Шрифт:
Интервал:
Закладка:
Но шарахаться необходимости не возникало. Мы нигде не сталкивались с Цыганковой. Она, видимо, забыла обо мне. Исполнила долговременно лелеемое, унизила меня, пощечину влепила при свидетелях, и все? «Неужели все?» – сокрушался я. Эти сокрушения разозлили меня. Что за бред (с пощечиной) я выстраиваю и о чем сокрушаюсь? Я сейчас же, чтоб отвлечься от моих сокрушений, вернулся к мыслям о не высказанном в разговоре с Башкатовым. Если каша заварена, то заварил ее прежде всего Кочуй-Броделевич! Его коллекция! Какие-то ее тайны. Что случилось с самим Кочуй-Броделевичем? От чего он умер?
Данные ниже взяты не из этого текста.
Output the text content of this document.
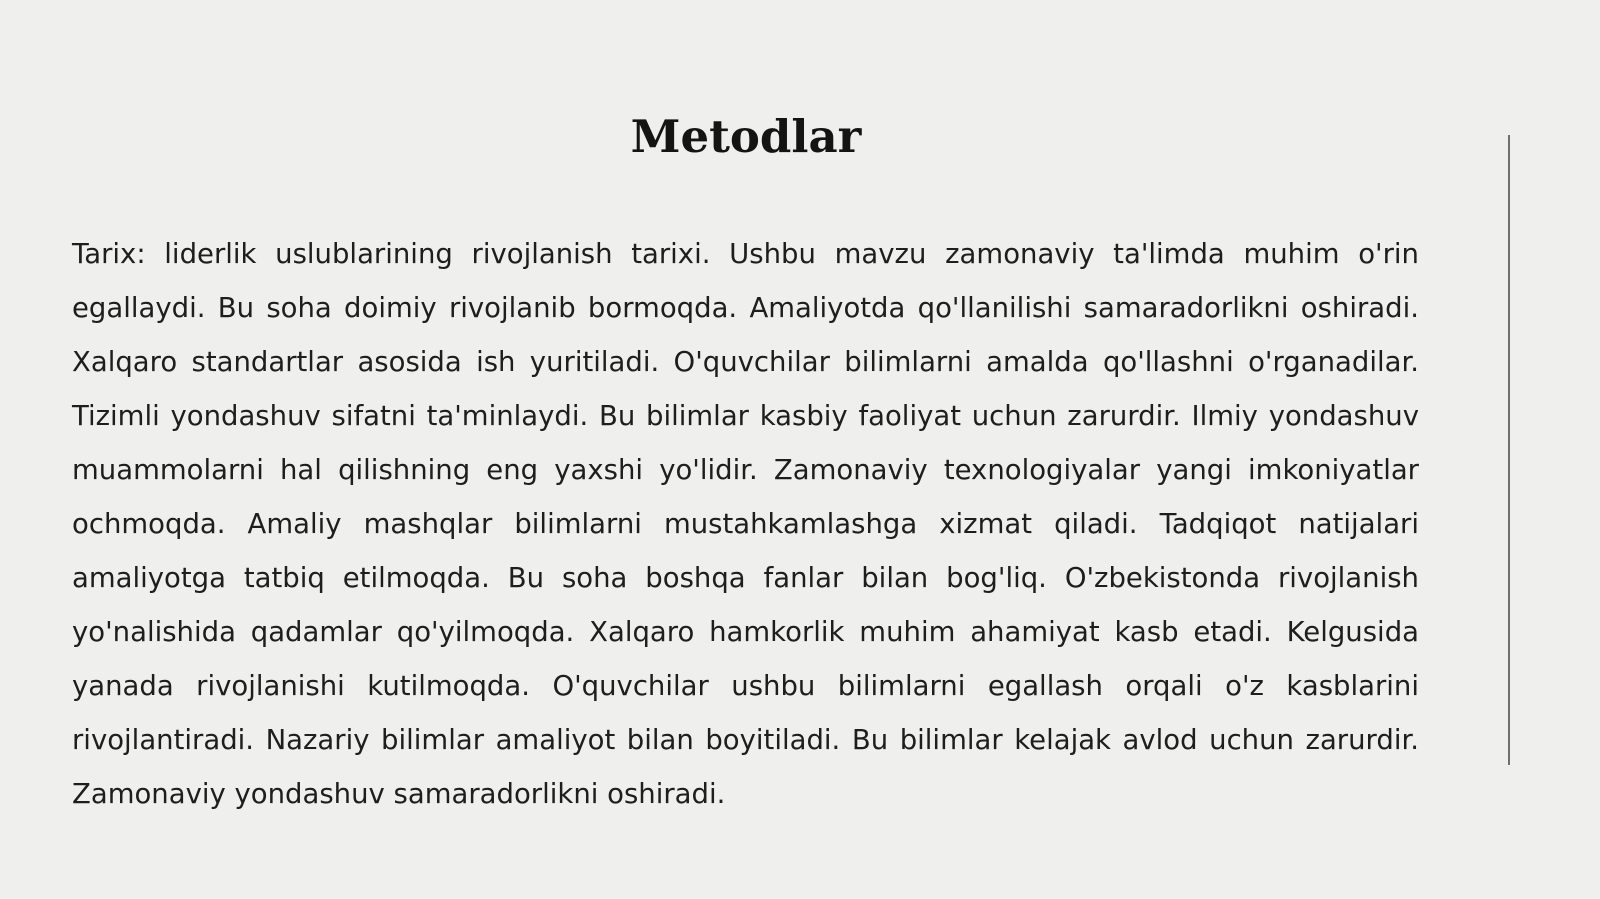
Metodlar

Tarix: liderlik uslublarining rivojlanish tarixi. Ushbu mavzu zamonaviy ta'limda muhim o'rin egallaydi. Bu soha doimiy rivojlanib bormoqda. Amaliyotda qo'llanilishi samaradorlikni oshiradi. Xalqaro standartlar asosida ish yuritiladi. O'quvchilar bilimlarni amalda qo'llashni o'rganadilar. Tizimli yondashuv sifatni ta'minlaydi. Bu bilimlar kasbiy faoliyat uchun zarurdir. Ilmiy yondashuv muammolarni hal qilishning eng yaxshi yo'lidir. Zamonaviy texnologiyalar yangi imkoniyatlar ochmoqda. Amaliy mashqlar bilimlarni mustahkamlashga xizmat qiladi. Tadqiqot natijalari amaliyotga tatbiq etilmoqda. Bu soha boshqa fanlar bilan bog'liq. O'zbekistonda rivojlanish yo'nalishida qadamlar qo'yilmoqda. Xalqaro hamkorlik muhim ahamiyat kasb etadi. Kelgusida yanada rivojlanishi kutilmoqda. O'quvchilar ushbu bilimlarni egallash orqali o'z kasblarini rivojlantiradi. Nazariy bilimlar amaliyot bilan boyitiladi. Bu bilimlar kelajak avlod uchun zarurdir. Zamonaviy yondashuv samaradorlikni oshiradi.
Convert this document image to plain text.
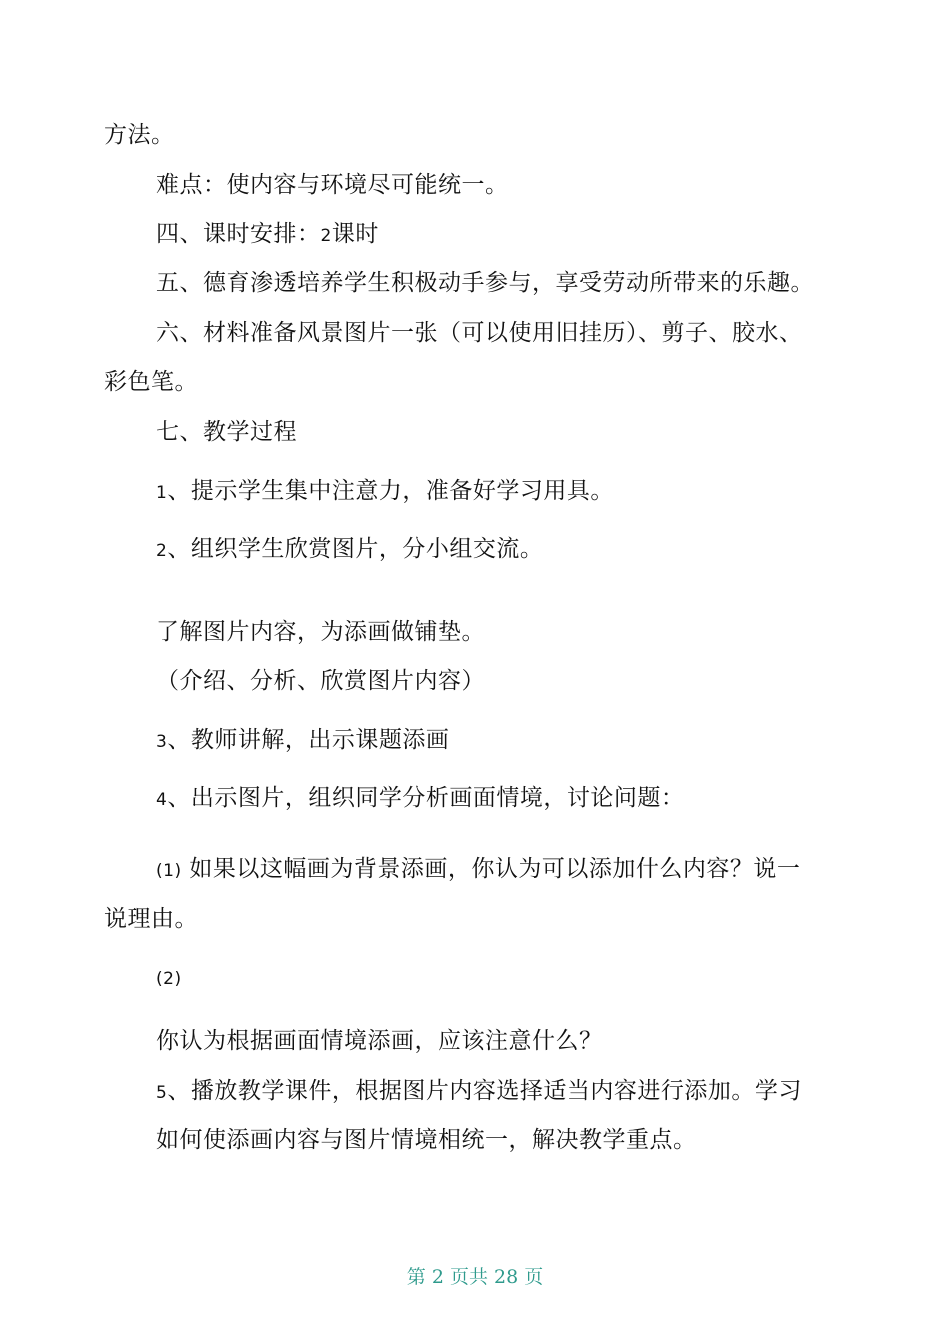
方法。
难点：使内容与环境尽可能统一。
四、课时安排：2课时
五、德育渗透培养学生积极动手参与，享受劳动所带来的乐趣。
六、材料准备风景图片一张（可以使用旧挂历）、剪子、胶水、
彩色笔。
七、教学过程
1、提示学生集中注意力，准备好学习用具。
2、组织学生欣赏图片，分小组交流。
了解图片内容，为添画做铺垫。
（介绍、分析、欣赏图片内容）
3、教师讲解，出示课题添画
4、出示图片，组织同学分析画面情境，讨论问题：
(1) 如果以这幅画为背景添画，你认为可以添加什么内容？说一
说理由。
(2)
你认为根据画面情境添画，应该注意什么？
5、播放教学课件，根据图片内容选择适当内容进行添加。学习
如何使添画内容与图片情境相统一，解决教学重点。
第 2 页共 28 页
Почему его смерть иные называли неожиданной? Кто его враги? Какие коллекционеры строили ему козни? И наверняка среди них были такие, кто сам подбирался к собранию Броделевича или части его. Хитрец Башкатов, возможно, многое вызнал, но от меня утаивает. Коли что добудут Алферов с Городничим, придется устраивать с Башкатовым обмен сведениями. И надо заняться Светой Рюминой. Она как будто бы приветлива со мной. Башкатов объявил ее глупой и неучем, бранил ее за то, что она поверхностно отнеслась к коллекции и судьбе Броделевича. Но очень может быть, что он говорил мне неправду.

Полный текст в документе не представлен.